In 1924 the Maine State Forest Commissioner filed the recoding of the Land Grant of the states of Maine and Massachusetts to Simonette Hebert, issued on July 12, 1845, but Hebert had never recorded the grant. Now that Fraser Paper Cos. Ltd., with its pulp mill in Edmundston, planned to erect a paper mill in Madawaska, an abstract was needed and the lack of a land grant record was duly noted. The State Forest Commissioner, having access to the original records of the Maine Land Agent, cleared up the matter.

In 1924, upon the rumor that a paper mill was to be erected in Madawaska, the Fort Kent Trust Company opened a branch in Madawaska.

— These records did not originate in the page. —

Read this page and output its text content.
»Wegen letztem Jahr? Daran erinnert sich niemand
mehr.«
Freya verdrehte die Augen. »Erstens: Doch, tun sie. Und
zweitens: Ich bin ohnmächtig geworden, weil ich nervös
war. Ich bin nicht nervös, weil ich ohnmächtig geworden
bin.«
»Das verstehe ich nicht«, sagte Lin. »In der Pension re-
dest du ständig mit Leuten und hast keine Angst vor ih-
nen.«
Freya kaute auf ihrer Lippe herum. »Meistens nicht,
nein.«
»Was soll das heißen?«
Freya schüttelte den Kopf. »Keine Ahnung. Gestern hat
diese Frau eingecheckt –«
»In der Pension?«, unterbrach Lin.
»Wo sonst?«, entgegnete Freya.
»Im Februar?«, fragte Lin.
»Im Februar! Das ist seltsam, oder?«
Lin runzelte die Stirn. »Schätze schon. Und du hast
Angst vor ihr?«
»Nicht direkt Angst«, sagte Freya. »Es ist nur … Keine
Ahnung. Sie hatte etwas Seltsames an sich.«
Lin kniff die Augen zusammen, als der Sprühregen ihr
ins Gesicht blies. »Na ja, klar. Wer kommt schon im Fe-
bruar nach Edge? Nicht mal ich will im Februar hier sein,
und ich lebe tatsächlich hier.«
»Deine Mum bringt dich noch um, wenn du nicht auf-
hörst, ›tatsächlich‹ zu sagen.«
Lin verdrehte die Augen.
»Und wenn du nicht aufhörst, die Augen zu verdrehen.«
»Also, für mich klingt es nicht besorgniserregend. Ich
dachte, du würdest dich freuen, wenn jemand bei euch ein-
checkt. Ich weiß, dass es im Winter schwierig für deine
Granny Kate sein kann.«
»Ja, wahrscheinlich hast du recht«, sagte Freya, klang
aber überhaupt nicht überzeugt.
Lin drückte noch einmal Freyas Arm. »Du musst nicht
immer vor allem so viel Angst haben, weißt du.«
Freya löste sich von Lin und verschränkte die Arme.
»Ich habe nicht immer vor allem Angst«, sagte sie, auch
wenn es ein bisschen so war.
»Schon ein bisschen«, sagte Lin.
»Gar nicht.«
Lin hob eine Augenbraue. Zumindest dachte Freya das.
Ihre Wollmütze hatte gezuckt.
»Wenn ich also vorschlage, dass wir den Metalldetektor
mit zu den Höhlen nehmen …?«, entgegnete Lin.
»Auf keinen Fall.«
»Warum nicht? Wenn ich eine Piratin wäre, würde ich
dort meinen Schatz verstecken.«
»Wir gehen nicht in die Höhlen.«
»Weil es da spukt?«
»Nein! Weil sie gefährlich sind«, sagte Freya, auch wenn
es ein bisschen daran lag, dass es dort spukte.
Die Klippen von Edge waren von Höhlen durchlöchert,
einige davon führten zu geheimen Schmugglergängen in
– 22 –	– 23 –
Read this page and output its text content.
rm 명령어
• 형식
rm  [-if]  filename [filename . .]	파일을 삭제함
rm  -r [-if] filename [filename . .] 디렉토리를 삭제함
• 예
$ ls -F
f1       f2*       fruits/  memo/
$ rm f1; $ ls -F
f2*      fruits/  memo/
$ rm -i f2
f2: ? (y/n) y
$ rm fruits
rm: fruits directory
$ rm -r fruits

In 1924 there was a strike throughout IP’s mills.  When the workers at the Van Buren pulp mill joined, IP shut down the Van Buren Mill indefinitely, sending salaried personnel to cross picket lines at its Chisholm Mill on the Kennebec River.  When the same company sought to have strikebreakers cross picket lines at one of its upstate New York mills, the governor sent the National Guard to protect strikebreakers crossing those lines.

The point of bringing up these dates is that a tariff law was placed on paper entering the United States from Canada, but by provisions of old treaties, natural products were supposed to cross the border duty free. Since pulp was considered a “natural product,” the Canadian producer of pulp in Edmundston could finish the paper in Madawaska, averting the tariff on finished paper imported into the U.S.

Complex as they are, tariff laws at that time favored the Fraser Paper Cos. Ltd. plans and inhibited IP Co’s plans for the Van Buren- St. Leonard complex.

Tariffs at the border may well have both a positive and negative impact at the same time.

1924 was a money-making year with both rises in investment and losses of family farm ownership in that high-tariff era.

In the St. John Valley, on the international border, we are back to 1924.